Around the same time, Tumu Timbers was looking to take on a management trainee, gaining experience across different business departments. “It was a cool opportunity for a girl who still wasn’t sure what she wanted to be when she grew up,” laughs Gettins.
She started in despatch, gaining an understanding of sales, before moving into production planning, followed by accounting. She says taking on the management accountant’s role brought her knowledge of the business full circle by linking it all together from a financial perspective.
By then, the business had grown, and it wasn’t too long before Tumu Timbers needed to expand its operations to meet demand.
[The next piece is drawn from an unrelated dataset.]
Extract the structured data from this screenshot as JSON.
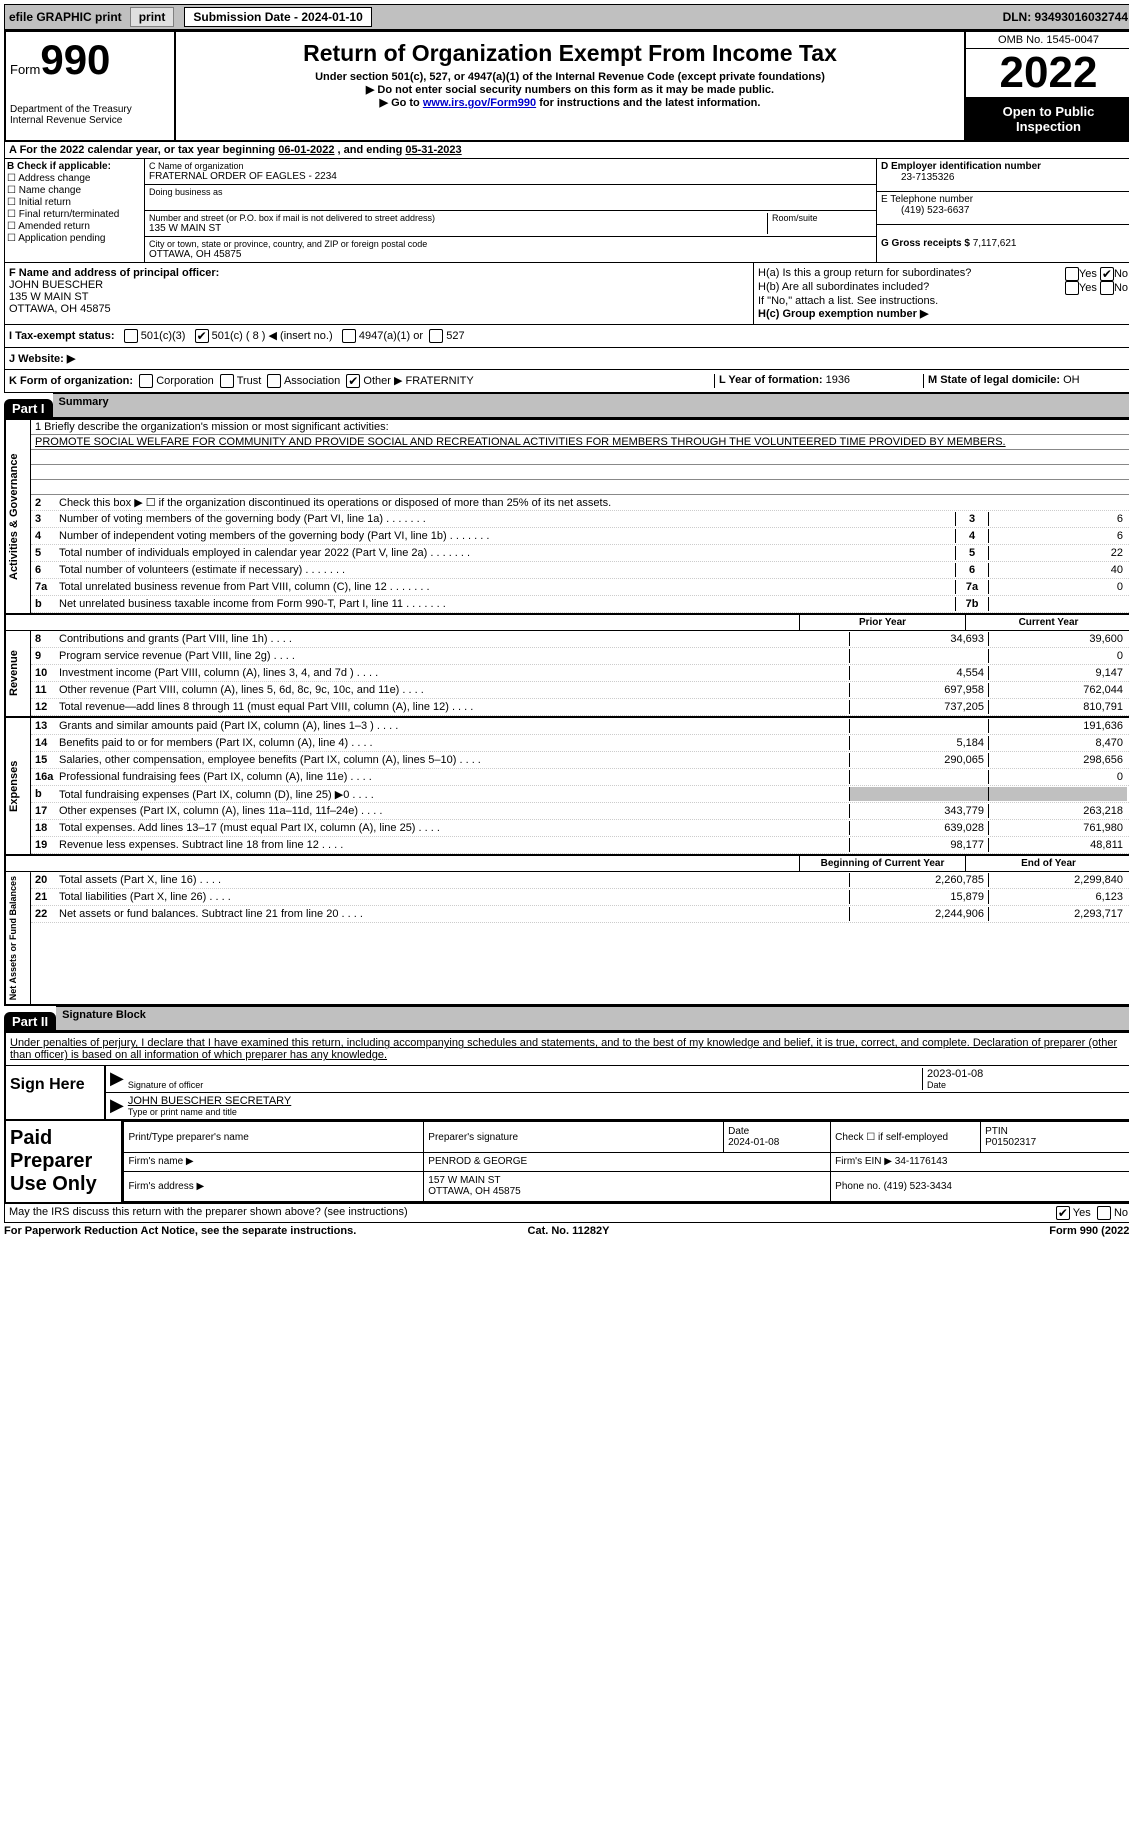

The company took on more staff to form a production planning team and appointed Gettins as supervisor.
Returning to the production side of the business excited Gettins, who says that, while the accounting role had been great for her knowledge of the company, she’d found it was often about looking back.
She was eager to be more forward focused, driving better production systems and efficiencies for the company.
“In production planning, you are really in the thick of it, so there is a whole lot of pressure,” says Gettins.
“Every decision you make can waste thousands and thousands of dollars, or it can make us thousands and thousands of dollars, so you feel you have a really big impact on the performance of the company.”
Softball commitments still take Gettins away from her job for four to six weeks every year, and she is grateful to her managers and colleagues for supporting her sporting pursuits.
Although she officially retired from elite level competition since the White Sox were knocked out of the Tokyo Olympics qualifier in 2019, Gettins remains heavily committed to achieving success through sport.
She has recently designed an app that can give softball and baseball teams a competitive advantage over their opposition using analytics. After launching her chartIT app, Gettins took three months of unpaid leave and travelled to the US to promote it and test the market.
COVID-19 has meant a sudden end to travel, so instead Gettins is now concentrating her efforts on developing additional features for the app.
“I’ve created a tool that can literally change how people perceive the sport, so I want to do justice to that,” says Gettins. “It’s taken a lot of time, energy and financial resources to get to this point, which is why I have been so committed to it. I’m all in.”
One piece of advice
“Embrace the challenge. There’s rarely a reason not to try something. If it could be a great opportunity, then take it with both hands, and if it doesn’t work out, at least you know it didn’t work out, rather than always wondering what could have been.”